Славу посылали раз, и два, и двадцать, потому что в ночь на воскресенье никто не желал давать справок, искать чужую больную, открывать двери, отвечать на вопросы, и он сорвал голос и раздал все мелкие деньги, которые при нем были, кое-как нашел на мертвой, мокрой, черно-оранжевой от фонарей улице подмосковного города банкомат, но банкомат не работал, и он треснул по нему кулаком, и заплакал, и опять поехал к больнице, где ему сказали “спросите в неврологии”, но в неврологии не открывали, а потом открыли и сказали – подождите, к вам доктор выйдет, и он еще час, засыпая и просыпаясь, ждал доктора, и доктор вышел такой же красноглазый и небритый, и с таким же тупым отчаянием смотрел на него, а потом спросил, кто ему Антонина Владимировна, и он сказал “жена”, и врач что-то говорил про ишемический инсульт, и про поздний вызов, и спрашивал, жаловалась ли она раньше на головную боль, головокружение, еще что-нибудь, и уже отек мозга, сердечная функция, и он говорил еще что-то, беспомощно разводя руками и не понимая, почему этот человек так тупо смотрит, и зачем задает вопросы невпопад, к сожалению, никто не застрахован, в последнее время все чаще и у сорокалетних, утром подойдите вот в тот корпус.

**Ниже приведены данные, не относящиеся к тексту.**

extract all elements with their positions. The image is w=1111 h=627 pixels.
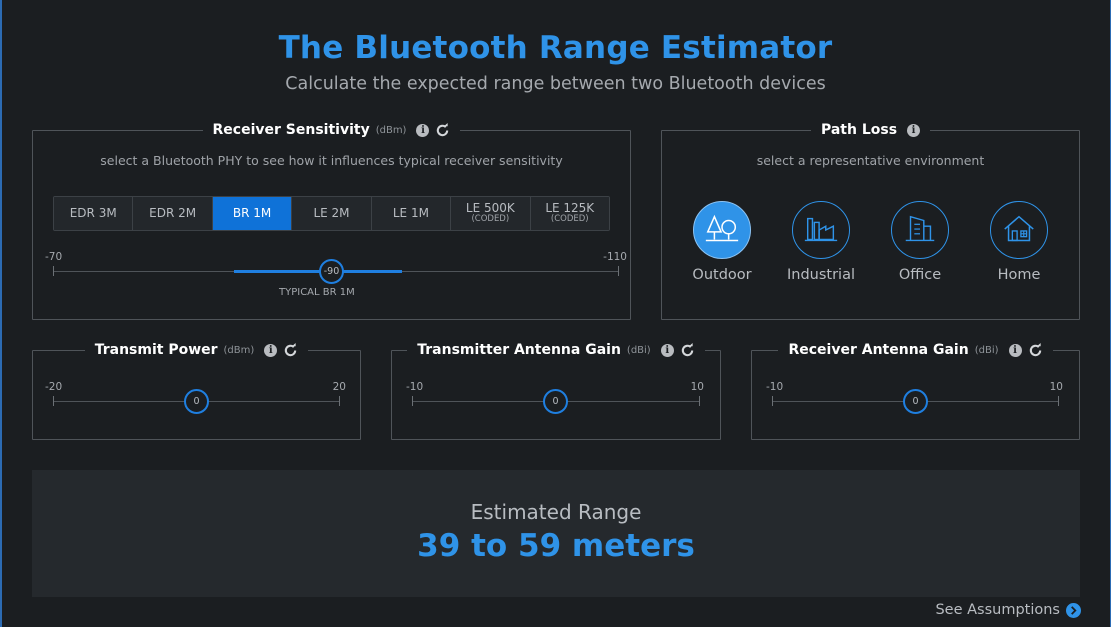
reset-icon[interactable] — [1028, 342, 1043, 358]
slider-tick — [412, 396, 413, 406]
environment-list: Outdoor Industrial Office Home — [662, 201, 1079, 283]
environment-label: Industrial — [787, 267, 856, 283]
path-loss-panel: Path Loss i select a representative envi… — [661, 120, 1080, 320]
panel-legend: Receiver Sensitivity (dBm) i — [33, 120, 630, 140]
panel-hint: select a Bluetooth PHY to see how it inf… — [100, 153, 563, 168]
info-icon[interactable]: i — [416, 123, 430, 137]
slider-min-label: -10 — [406, 381, 424, 393]
panel-title: Receiver Antenna Gain — [788, 342, 969, 358]
info-icon[interactable]: i — [660, 343, 674, 357]
environment-outdoor[interactable]: Outdoor — [692, 201, 752, 283]
phy-selector: EDR 3M EDR 2M BR 1M LE 2M LE 1M LE 500K(… — [53, 196, 610, 231]
environment-icon-circle — [792, 201, 850, 259]
slider-caption: TYPICAL BR 1M — [279, 287, 355, 298]
slider-thumb[interactable]: 0 — [903, 389, 928, 414]
panel-legend: Receiver Antenna Gain (dBi) i — [752, 340, 1079, 360]
slider-min-label: -10 — [766, 381, 784, 393]
transmit-power-panel: Transmit Power (dBm) i -20 20 0 — [32, 340, 361, 440]
environment-home[interactable]: Home — [990, 201, 1048, 283]
receiver-antenna-gain-panel: Receiver Antenna Gain (dBi) i -10 10 0 — [751, 340, 1080, 440]
reset-icon[interactable] — [283, 342, 298, 358]
slider-max-label: 10 — [690, 381, 704, 393]
phy-label: EDR 2M — [149, 205, 197, 220]
unit-label: (dBi) — [974, 344, 999, 356]
slider-thumb[interactable]: 0 — [543, 389, 568, 414]
unit-label: (dBm) — [375, 124, 407, 136]
slider-tick — [1058, 396, 1059, 406]
chevron-right-icon — [1066, 602, 1081, 618]
phy-sublabel: (CODED) — [550, 214, 589, 225]
unit-label: (dBi) — [626, 344, 651, 356]
transmitter-antenna-gain-slider[interactable]: -10 10 0 — [406, 381, 704, 421]
panel-legend: Path Loss i — [662, 120, 1079, 140]
receiver-antenna-gain-slider[interactable]: -10 10 0 — [766, 381, 1063, 421]
factory-icon — [804, 217, 838, 242]
slider-thumb[interactable]: 0 — [184, 389, 209, 414]
phy-button-br-1m[interactable]: BR 1M — [212, 197, 293, 230]
slider-min-label: -20 — [45, 381, 63, 393]
phy-button-edr-3m[interactable]: EDR 3M — [54, 197, 134, 230]
panel-title: Receiver Sensitivity — [212, 122, 370, 138]
environment-label: Home — [997, 267, 1041, 283]
environment-label: Office — [898, 267, 942, 283]
reset-icon[interactable] — [435, 122, 450, 138]
page-title: The Bluetooth Range Estimator — [278, 30, 833, 66]
slider-thumb[interactable]: -90 — [319, 259, 344, 284]
slider-max-label: -110 — [603, 251, 627, 263]
typical-range-fill — [234, 270, 402, 273]
slider-tick — [699, 396, 700, 406]
result-label: Estimated Range — [470, 500, 642, 524]
office-building-icon — [905, 215, 935, 242]
environment-icon-circle — [891, 201, 949, 259]
slider-max-label: 20 — [332, 381, 346, 393]
slider-min-label: -70 — [45, 251, 63, 263]
house-icon — [1004, 215, 1034, 242]
phy-label: EDR 3M — [69, 205, 117, 220]
result-value: 39 to 59 meters — [417, 528, 695, 564]
panel-legend: Transmit Power (dBm) i — [33, 340, 360, 360]
info-icon[interactable]: i — [264, 343, 278, 357]
slider-tick — [618, 266, 619, 276]
transmitter-antenna-gain-panel: Transmitter Antenna Gain (dBi) i -10 10 … — [391, 340, 721, 440]
environment-industrial[interactable]: Industrial — [787, 201, 855, 283]
slider-tick — [772, 396, 773, 406]
transmit-power-slider[interactable]: -20 20 0 — [45, 381, 346, 421]
page-subtitle: Calculate the expected range between two… — [285, 74, 826, 94]
environment-label: Outdoor — [692, 267, 752, 283]
info-icon[interactable]: i — [1008, 343, 1022, 357]
environment-icon-circle — [693, 201, 751, 259]
phy-button-le-125k[interactable]: LE 125K (CODED) — [530, 197, 609, 230]
reset-icon[interactable] — [680, 342, 695, 358]
see-assumptions-link[interactable]: See Assumptions — [935, 602, 1081, 618]
phy-button-edr-2m[interactable]: EDR 2M — [133, 197, 213, 230]
slider-tick — [53, 266, 54, 276]
unit-label: (dBm) — [223, 344, 255, 356]
receiver-sensitivity-panel: Receiver Sensitivity (dBm) i select a Bl… — [32, 120, 631, 320]
trees-icon — [705, 214, 739, 242]
phy-label: LE 2M — [313, 205, 350, 220]
phy-button-le-2m[interactable]: LE 2M — [292, 197, 372, 230]
panel-hint: select a representative environment — [756, 153, 985, 168]
phy-button-le-1m[interactable]: LE 1M — [371, 197, 452, 230]
phy-sublabel: (CODED) — [471, 214, 510, 225]
estimated-range-panel: Estimated Range 39 to 59 meters — [32, 470, 1080, 597]
phy-label: BR 1M — [232, 205, 272, 220]
environment-office[interactable]: Office — [891, 201, 949, 283]
panel-title: Transmitter Antenna Gain — [417, 342, 621, 358]
phy-button-le-500k[interactable]: LE 500K (CODED) — [451, 197, 531, 230]
panel-legend: Transmitter Antenna Gain (dBi) i — [392, 340, 720, 360]
environment-icon-circle — [990, 201, 1048, 259]
info-icon[interactable]: i — [907, 123, 921, 137]
panel-title: Path Loss — [820, 122, 898, 138]
slider-tick — [53, 396, 54, 406]
panel-title: Transmit Power — [94, 342, 218, 358]
see-assumptions-label: See Assumptions — [935, 602, 1060, 618]
receiver-sensitivity-slider[interactable]: -70 -110 -90 TYPICAL BR 1M — [45, 251, 627, 298]
slider-tick — [339, 396, 340, 406]
phy-label: LE 1M — [392, 205, 429, 220]
slider-max-label: 10 — [1049, 381, 1063, 393]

И это так странно было, и на часах полседьмого, и он не понимал, утро это или вечер.
Домой он вернулся, когда уже рассвело. Он медленно ехал в тумане, из которого выступали дорожные знаки, гаишники в накидках и фуражках, заботливо покрытых полиэтиленом. Крыши, дома, заборы, дорожки и ветки с крупными каплями.
Приехал, сел, не глядя на мокрое крыльцо, сняв с двери прибитую к ней гвоздем записку: “Бать, вот нарыл телефоны, других нет, тебя не дождался, позвони утром”.
У дорожки из темной листвы торчали странные сиреневые цветы – на анемичных, бледных стеблях, без листьев, тянули слабые ручки, и он вспомнил, как Тоська говорила, что это безвременники, потому что поздно цветут, когда уже все отцвело.
Зашел в дом, завел часы, пошел собирать сумку и звонить ее родителям, и время пошло, пошло, пошло, задвигалось.